IC CEOs Drive Non-Incremental Outcomes
by Howie Liu on August 31, 2025
Howie Liu advocates for a return to founder-level engagement with product details, especially in the AI era. He believes that as companies scale, CEOs often drift away from the details that made their products magical in the first place, delegating to specialized teams that optimize incrementally within their domains rather than holistically.
This "IC CEO" approach isn't about micromanaging but about maintaining intimate knowledge of the product experience. As Howie explains, "The times where I felt most disintermediated from what I felt was the substance of this company was when I thought I was almost forcing myself to step away from the details because I thought that's what an at-scale CEO was supposed to do."
For leaders, this means carving out significant time to experiment with your product and adjacent technologies. Howie personally spends hours using AI tools, intentionally becoming Airtable's highest consumer of inference costs. He believes this hands-on approach provides strategic insights no consulting firm could match at any price.
For individual contributors, this leadership style creates opportunities to work more autonomously and cross-functionally. Howie restructured Airtable into "fast thinking" and "slow thinking" teams, with the fast-moving AI platform group shipping capabilities weekly. He encourages team members to cancel meetings for days or even weeks to experiment with AI tools, valuing this exploration over rigid roadmaps.
The most successful team members in this environment are those who can transcend traditional role boundaries. As Howie puts it, "If you're any one of those roles [PM, engineering, design], you need to be minimally good at the other two and then you can go deeper into your own specialty." This polymathic approach allows teams to move with the speed required in the AI era, where capabilities evolve rapidly and product form factors must evolve with them.
Rather than optimizing for efficiency through specialization, Howie optimizes for innovation through integration—bringing together perspectives that would typically be siloed. This approach creates more engaging work for everyone while enabling the company to make bolder, more cohesive product bets.
Practical Implications
When evaluating AI opportunities, Howie recommends asking: "If you were literally founding a new company from scratch with the same mission, how would you execute on that mission using a fully AI-native approach?" This forces you to consider whether your existing assets truly provide an advantage or if you're constrained by legacy thinking.

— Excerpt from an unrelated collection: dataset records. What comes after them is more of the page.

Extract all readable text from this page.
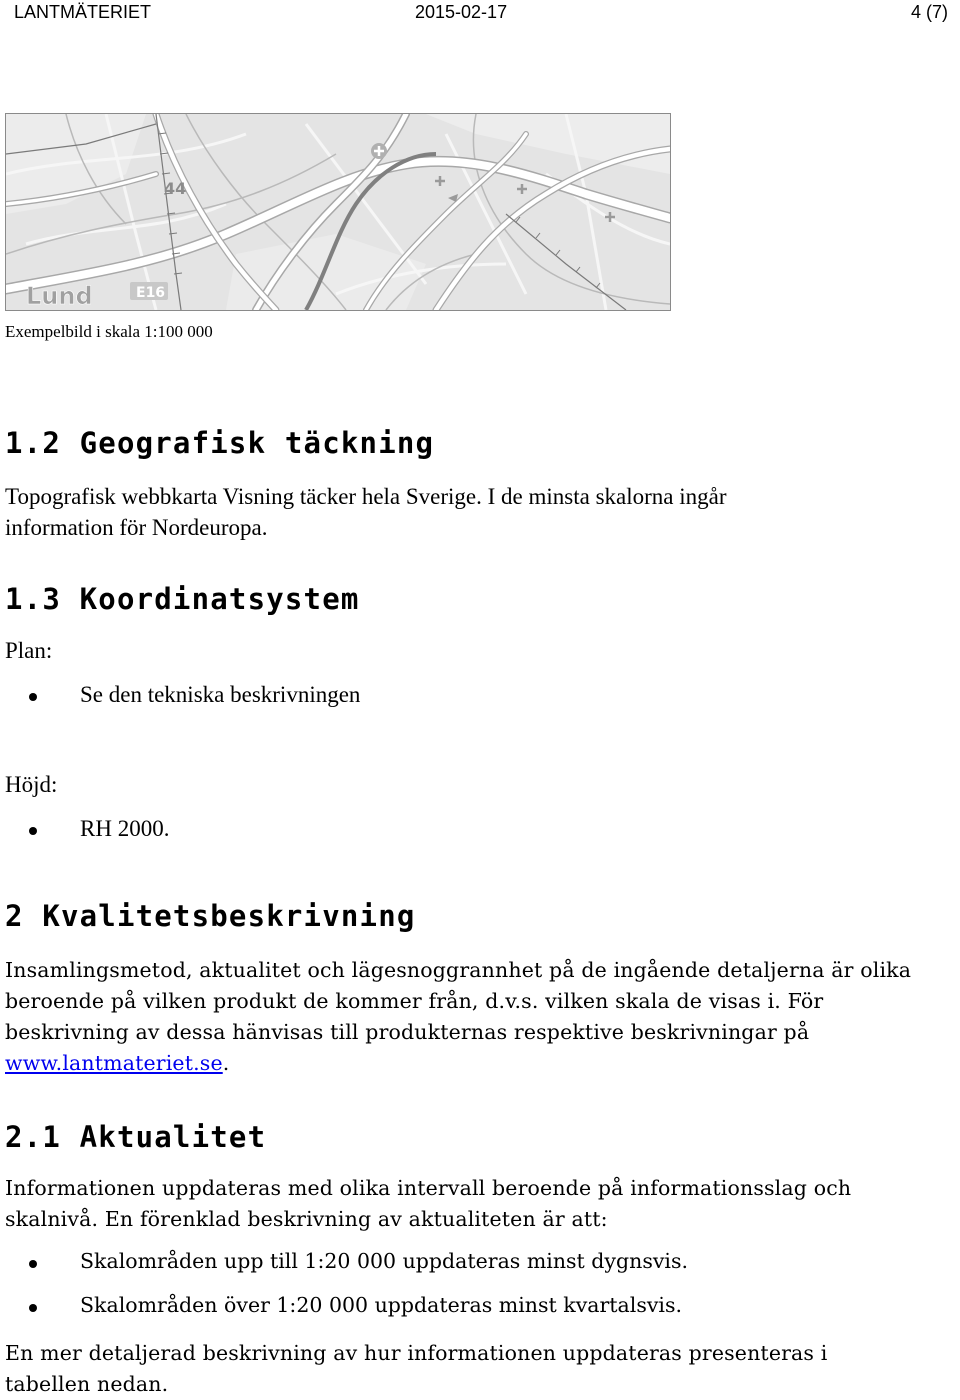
LANTMÄTERIET	2015-02-17	4 (7)
44
E16
Lund
Exempelbild i skala 1:100 000
1.2 Geografisk täckning

Topografisk webbkarta Visning täcker hela Sverige. I de minsta skalorna ingår

information för Nordeuropa.

1.3 Koordinatsystem
Plan:
Se den tekniska beskrivningen
Höjd:
RH 2000.
2 Kvalitetsbeskrivning

Insamlingsmetod, aktualitet och lägesnoggrannhet på de ingående detaljerna är olika

beroende på vilken produkt de kommer från, d.v.s. vilken skala de visas i. För

beskrivning av dessa hänvisas till produkternas respektive beskrivningar på

www.lantmateriet.se.

2.1 Aktualitet

Informationen uppdateras med olika intervall beroende på informationsslag och

skalnivå. En förenklad beskrivning av aktualiteten är att:

Skalområden upp till 1:20 000 uppdateras minst dygnsvis.
Skalområden över 1:20 000 uppdateras minst kvartalsvis.

En mer detaljerad beskrivning av hur informationen uppdateras presenteras i

tabellen nedan.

For product development, he suggests starting with "vibes" rather than formal evaluations. Instead of defining metrics upfront for novel AI features, experiment broadly first to understand what's possible, then formalize testing once you've identified promising directions.
The most valuable skill in this environment is the ability to create working prototypes rather than documents. As Howie notes, "I wanna see actual interactive demos because... it's hard to get that feel of the product with anything but a functional prototype."